Le rôle du réseautage dans l’atteinte de vos objectifs en tant que collectivité des Premières Nations

le 15 avril 2024

Dans le cadre de sa participation au Congrès national d’AFOA Canada de 2024, à Winnipeg, le Fonds pour les habitation du marché des Premières Nations (FHMPN) a examiné pourquoi le réseautage est essentiel à la réalisation des objectifs en matière d’autonomisation des collectivités des Premières Nations du Canada.

La force de la collaboration

Dans un contexte de rareté et de limitations budgétaires sur le plan des déplacements et du réseautage, certaines Premières Nations et organisations s’abstiennent de faire appel à la collaboration de voisins et d’homologues. Toutefois, la collaboration peut donner lieu à des occasions de partage des ressources, de renforcement de la capacité, de réduction de la charge de travail et de dissipation du sentiment d’isolement.

L’établissement de liens enrichissants et solidaires avec des personnes avec qui vous avez des champs d’intérêt, des valeurs et des objectifs communs permet d’assurer la satisfaction personnelle au travail et de stimuler les efforts pour répondre efficacement aux besoins de votre collectivité. Par exemple, la Coalition pour les ententes sur les revendications territoriales (CERT) rassemble des Autochtones signataires de traités modernes afin d’assurer le respect et la mise en œuvre intégrale des accords sur l’autonomie gouvernementale, en échangeant de l’information dans le cadre de rencontres trisannuelles.
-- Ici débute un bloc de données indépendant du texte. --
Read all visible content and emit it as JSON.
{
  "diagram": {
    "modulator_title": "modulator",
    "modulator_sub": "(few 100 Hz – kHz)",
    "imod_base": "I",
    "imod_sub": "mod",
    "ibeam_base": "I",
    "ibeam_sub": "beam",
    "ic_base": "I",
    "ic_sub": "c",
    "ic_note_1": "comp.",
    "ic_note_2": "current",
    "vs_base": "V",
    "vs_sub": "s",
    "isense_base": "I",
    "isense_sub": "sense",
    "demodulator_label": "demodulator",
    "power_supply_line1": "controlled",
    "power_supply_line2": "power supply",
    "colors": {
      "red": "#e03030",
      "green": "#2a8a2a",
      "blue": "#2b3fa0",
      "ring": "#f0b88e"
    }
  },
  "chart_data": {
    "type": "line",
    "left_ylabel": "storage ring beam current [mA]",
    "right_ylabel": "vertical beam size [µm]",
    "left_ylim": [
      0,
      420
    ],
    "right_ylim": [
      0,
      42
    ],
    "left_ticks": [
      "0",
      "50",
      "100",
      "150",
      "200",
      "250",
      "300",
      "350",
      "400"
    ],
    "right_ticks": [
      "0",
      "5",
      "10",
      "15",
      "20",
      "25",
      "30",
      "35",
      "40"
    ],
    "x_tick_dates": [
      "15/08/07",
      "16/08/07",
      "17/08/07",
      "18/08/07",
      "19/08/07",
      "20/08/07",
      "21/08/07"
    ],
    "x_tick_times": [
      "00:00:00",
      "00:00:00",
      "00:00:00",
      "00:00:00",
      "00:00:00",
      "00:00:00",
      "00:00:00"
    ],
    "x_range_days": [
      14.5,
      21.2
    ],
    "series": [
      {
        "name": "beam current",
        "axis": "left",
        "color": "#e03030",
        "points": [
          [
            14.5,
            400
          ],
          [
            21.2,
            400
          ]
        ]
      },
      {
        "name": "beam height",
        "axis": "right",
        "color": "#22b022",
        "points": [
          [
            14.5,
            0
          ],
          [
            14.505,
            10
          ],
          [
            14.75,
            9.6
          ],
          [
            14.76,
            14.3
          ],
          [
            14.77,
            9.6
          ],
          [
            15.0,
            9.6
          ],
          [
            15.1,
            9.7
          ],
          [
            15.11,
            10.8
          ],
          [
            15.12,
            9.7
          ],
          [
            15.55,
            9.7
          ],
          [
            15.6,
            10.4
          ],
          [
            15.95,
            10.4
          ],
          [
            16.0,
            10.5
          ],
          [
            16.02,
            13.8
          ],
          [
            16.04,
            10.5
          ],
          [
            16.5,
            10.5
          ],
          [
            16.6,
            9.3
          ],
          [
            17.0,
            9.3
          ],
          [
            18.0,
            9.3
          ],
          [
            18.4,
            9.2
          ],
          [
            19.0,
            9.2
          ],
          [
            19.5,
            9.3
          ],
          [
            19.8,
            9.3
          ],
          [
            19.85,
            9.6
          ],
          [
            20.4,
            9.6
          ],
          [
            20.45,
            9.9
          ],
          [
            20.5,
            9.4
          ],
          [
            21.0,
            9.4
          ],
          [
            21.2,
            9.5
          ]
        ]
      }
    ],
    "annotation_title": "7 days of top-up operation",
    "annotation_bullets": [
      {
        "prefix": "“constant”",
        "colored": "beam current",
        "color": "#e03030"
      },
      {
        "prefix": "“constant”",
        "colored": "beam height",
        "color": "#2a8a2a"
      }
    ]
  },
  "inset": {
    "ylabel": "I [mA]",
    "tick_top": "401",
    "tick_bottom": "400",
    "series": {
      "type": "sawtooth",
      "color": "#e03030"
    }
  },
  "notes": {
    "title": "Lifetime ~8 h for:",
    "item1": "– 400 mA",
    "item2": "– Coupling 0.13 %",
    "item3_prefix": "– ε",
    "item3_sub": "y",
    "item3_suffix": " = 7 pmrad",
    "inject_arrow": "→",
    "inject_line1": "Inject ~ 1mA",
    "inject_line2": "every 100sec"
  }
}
La Nation Anishinabek défend politiquement 39 Premières Nations membres en Ontario, faisant la promotion de leurs droits, concluant des ententes et fournissant des services partagés. La CERT a été établie en 2003, et la Nation Anishinabek, initialement l’Union des Indiens de l’Ontario en 1949, soutenait les réalisations exceptionnelles en matière de souveraineté et la production de résultats tangibles pour les collectivités. La collaboration s’est avérée une composante majeure de la réussite des activités de négociation et d’organisation.

Partir de zéro

Les consultations réalisées dans votre collectivité se sont probablement conclues par l’obtention de réponses aux mêmes questions et la détermination des mêmes priorités. On peut avoir l’impression que les consultants tentent de réinventer la roue. Pourquoi une collectivité consacrerait-elle de précieuses heures à l’examen d’un sentier déjà parcouru par une autre collectivité?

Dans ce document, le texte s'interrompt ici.